The background, problem formulation, and notation for A-vector estimators are described in my estimator paper and also here and starting here.

## Monte Carlo simulation of A-vector estimator performance

The Monte Carlo simulation is essentially the same as described in my paper except the parameters are adjusted to match those used by Zimmerman and Schmidt. The x-ray tube voltage is 100 kilovolts with 2 × 106 photons incident on the object for each measurement. The object consists of uniform slabs of three materials whose A-vectors lie along the lines shown in Fig. 4↓. As discussed in my dissertation and my “Near optimal ...” paper, the A-vectors of different thicknesses of a single material are on a straight line through the origin of A-space where the distance from the origin depends on the thickness and the slope is the ratio of the basis set coefficients.
The Monte Carlo simulation generates a set of independent, Poisson distributed random PHA measurements whose expected values are the integrals of the PHA bins and the spectrum transmitted through the object. The interbin energies are the same as those used by Zimmerman and Schmidt. One difference is that their lowest energy bin started at 25 keV while the one used here starts at 0. This was done to avoid re-writing my functions. The difference is small since the lower energies are quickly cut off for any non-zero object thickness. The PHA bins are shown in Fig. 1↓ with the zero thickness spectrum superimposed. Figure 1 PHA bins with superimposed x-ray tube spectrum. The interbin energies are those used by Zimmerman and Schmidt. The tube spectrum was generated with the TASMIP algorithm.
The random PHA data are used to compute estimates of the A-vector for each trial. The same random data are used for each trial with all of the estimators. The statistics for the estimates for each point in the A-space lines are computed and stored in summary arrays and data structures.
The code for the simulation is implemented as a single Matlab script. The script is broken up into Matlab “cells of code” so it can be executed section by section. Of course, the complete script can also be executed to generate all the figures and the data. The random number generator is forced to start in the same state so the same results as shown here can be generated. This is done by the “rng(’default’);” command, which can be removed if different random trials are desired.

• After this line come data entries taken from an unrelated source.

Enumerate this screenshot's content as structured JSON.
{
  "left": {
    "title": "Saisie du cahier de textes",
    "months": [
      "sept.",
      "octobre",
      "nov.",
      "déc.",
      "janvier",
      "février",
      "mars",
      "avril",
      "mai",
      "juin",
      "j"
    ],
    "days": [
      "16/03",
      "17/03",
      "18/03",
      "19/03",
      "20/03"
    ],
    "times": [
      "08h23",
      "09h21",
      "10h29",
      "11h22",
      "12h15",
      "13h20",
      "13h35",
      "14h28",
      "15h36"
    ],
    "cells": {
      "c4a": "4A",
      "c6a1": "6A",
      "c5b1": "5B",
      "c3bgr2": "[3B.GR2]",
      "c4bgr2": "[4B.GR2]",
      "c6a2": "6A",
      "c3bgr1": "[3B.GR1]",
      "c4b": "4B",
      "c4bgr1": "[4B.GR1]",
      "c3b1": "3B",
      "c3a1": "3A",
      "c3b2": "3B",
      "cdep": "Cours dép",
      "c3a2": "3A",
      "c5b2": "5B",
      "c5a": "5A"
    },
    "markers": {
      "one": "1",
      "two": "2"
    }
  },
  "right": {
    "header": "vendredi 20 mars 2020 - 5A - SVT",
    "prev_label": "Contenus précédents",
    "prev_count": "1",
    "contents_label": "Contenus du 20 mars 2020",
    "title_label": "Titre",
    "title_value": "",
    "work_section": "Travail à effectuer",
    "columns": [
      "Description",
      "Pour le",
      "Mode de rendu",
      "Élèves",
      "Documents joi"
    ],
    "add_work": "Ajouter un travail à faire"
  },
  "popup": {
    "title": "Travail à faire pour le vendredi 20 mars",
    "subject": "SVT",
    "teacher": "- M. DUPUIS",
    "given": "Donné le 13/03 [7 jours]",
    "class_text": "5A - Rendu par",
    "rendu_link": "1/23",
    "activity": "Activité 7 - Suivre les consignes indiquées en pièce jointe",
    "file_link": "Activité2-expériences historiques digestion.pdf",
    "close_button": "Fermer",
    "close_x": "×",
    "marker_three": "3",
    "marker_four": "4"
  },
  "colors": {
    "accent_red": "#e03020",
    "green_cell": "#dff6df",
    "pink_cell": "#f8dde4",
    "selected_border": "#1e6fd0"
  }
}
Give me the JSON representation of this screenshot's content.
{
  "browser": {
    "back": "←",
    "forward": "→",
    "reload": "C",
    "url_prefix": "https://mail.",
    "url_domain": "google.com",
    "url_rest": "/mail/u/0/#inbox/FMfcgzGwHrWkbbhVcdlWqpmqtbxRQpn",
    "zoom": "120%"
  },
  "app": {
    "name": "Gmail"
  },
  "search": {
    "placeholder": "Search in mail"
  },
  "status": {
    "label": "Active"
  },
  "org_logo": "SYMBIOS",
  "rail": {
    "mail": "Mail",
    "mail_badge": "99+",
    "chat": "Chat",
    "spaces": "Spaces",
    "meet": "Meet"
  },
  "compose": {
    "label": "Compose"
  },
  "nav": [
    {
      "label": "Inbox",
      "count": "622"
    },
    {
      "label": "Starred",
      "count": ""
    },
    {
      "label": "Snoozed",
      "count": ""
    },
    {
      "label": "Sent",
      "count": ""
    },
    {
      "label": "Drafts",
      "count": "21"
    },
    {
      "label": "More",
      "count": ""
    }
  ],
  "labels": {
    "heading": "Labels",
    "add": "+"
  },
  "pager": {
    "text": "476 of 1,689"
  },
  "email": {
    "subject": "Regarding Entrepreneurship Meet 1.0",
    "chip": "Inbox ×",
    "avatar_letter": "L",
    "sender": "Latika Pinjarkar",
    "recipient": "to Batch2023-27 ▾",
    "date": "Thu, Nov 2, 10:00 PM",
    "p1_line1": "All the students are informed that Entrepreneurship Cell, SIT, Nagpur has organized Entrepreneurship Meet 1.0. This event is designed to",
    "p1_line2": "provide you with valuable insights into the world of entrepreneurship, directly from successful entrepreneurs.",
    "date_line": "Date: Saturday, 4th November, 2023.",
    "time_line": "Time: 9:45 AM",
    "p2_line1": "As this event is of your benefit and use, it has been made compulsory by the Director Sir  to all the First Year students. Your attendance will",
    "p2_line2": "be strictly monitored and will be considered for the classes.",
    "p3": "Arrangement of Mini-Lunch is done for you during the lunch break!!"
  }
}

## The neural network estimator

The rationale for the neural network estimator is described in the Zimmerman-Schmidt paper. Their approach was based on one suggested by Lee et al.. It uses the network as function approximator trained with the calibration data. The neural net parameters are random due to the random steps in the optimization so its implementation is “hard-wired” in the code. This is selected by providing the “solvedat” parameter in the call to NeuralNetEstimator function. If this parameter is not present, the neural network will be re-computed using the Matlab Neural Network toolbox functions, as shown in the estimator code. The graphical description of the network is shown in Fig. 2↓. Figure 2 Neural network estimator configuration. This is the graphical description from the Matlab neural network toolbox training function. See the code in my NeuralNetSolve function. Notice that there are 5 inputs, 3 hidden processors, and 2 outputs.
The accuracy of the fit to the calibration data is very good as shown by the histograms of the residuals in Fig. 3↓. Notice that the standard deviation of the errors are of the order of 10 − 4. To put this in context, the A-vector components have a range of 0 to 20 for A1 and 0 to 1.5 for A2. These are the errors with no noise data but, as discussed here, the errors with noisy data depend on the estimator used and can be many times larger than these residuals. Figure 3 Histogram of the neural network approximation errors to the calibration data. Each panel shows the errors in am A-vector component. The standard deviation of the errors is also shown. Notice that they are of the order of 10 − 4 while the components themselves are of the order of 101.

## The A-table estimator

The A-table estimator is described in detail in my paper. It is implemented in my Matlab function AtableSolveEquations.m.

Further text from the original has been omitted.